Trump’s former attorney, John Eastman, allegedly told White House lawyer Eric Herschmann he didn’t care if challenging the election results could lead to violence.

Lemon asked Mudd whether he thought Trump knew the election wasn’t stolen but still chose to allegedly “accept violence.”

“Is it clear to you that Trump was also willing to accept violence to stay in power?” Lemon asked. (RELATED: Republicans Bust Out Laughing As Dem Rep Says J6 Committee Doesn’t Engage In Partisan Politics)

“Heck no,” Mudd responded. “There’s two questions here. There’s a question of whether I think the president did the right thing. No. There’s a question of what I think the Department of Justice will do.”

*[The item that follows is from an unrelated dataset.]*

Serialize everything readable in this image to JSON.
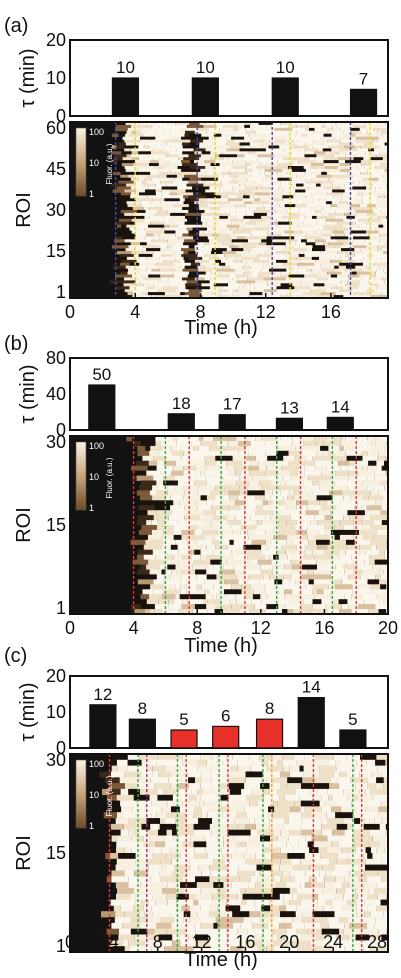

Mudd said it would be a bad idea for the Justice Department to go after Trump with conspiracy charges, which he noted is difficult to prove.

“If you don’t win that case at the back end … you’re perceived to be someone who is pursuing Donald Trump because you have partisan political interest,” Mudd said, to which Lemon said that Jan. 6 committee witnesses testified Trump’s inner circle told the president he lost the election.

“The president’s going to say ‘my advisers told me I won. I thought I won, that wasn’t a conspiracy,'” Mudd said.

That’s when the two began bickering.

“None of his advisers told him he won,” Lemon said.

“Don, you’ve got to go not to the court of public opinion, but to the court of law.”

“Every single person who testified, his advisers … told him he lost,” Lemon said.

“You’re wrong. Don, you’re wrong! You’re wrong!”

“The only person who told him he won was Rudy Giuliani and the crazy voting box people,” Lemon shot back.

“Don’t you think the defense can find witnesses who said the president thought that he won? Come on, Don. The defense will find people who said the president believed he was right. How can this be a conspiracy if the president said he was trying to defend democracy?”

Lemon again said none of Trump’s advisers told the president he won.

“I don’t buy it. I am going to tell you, defense attorneys will find people who say the president thought he won,” Mudd said. “Let’s go, Don, come on.”

The two continued bickering for several minutes, with Lemon saying Mudd is “not making any sense.”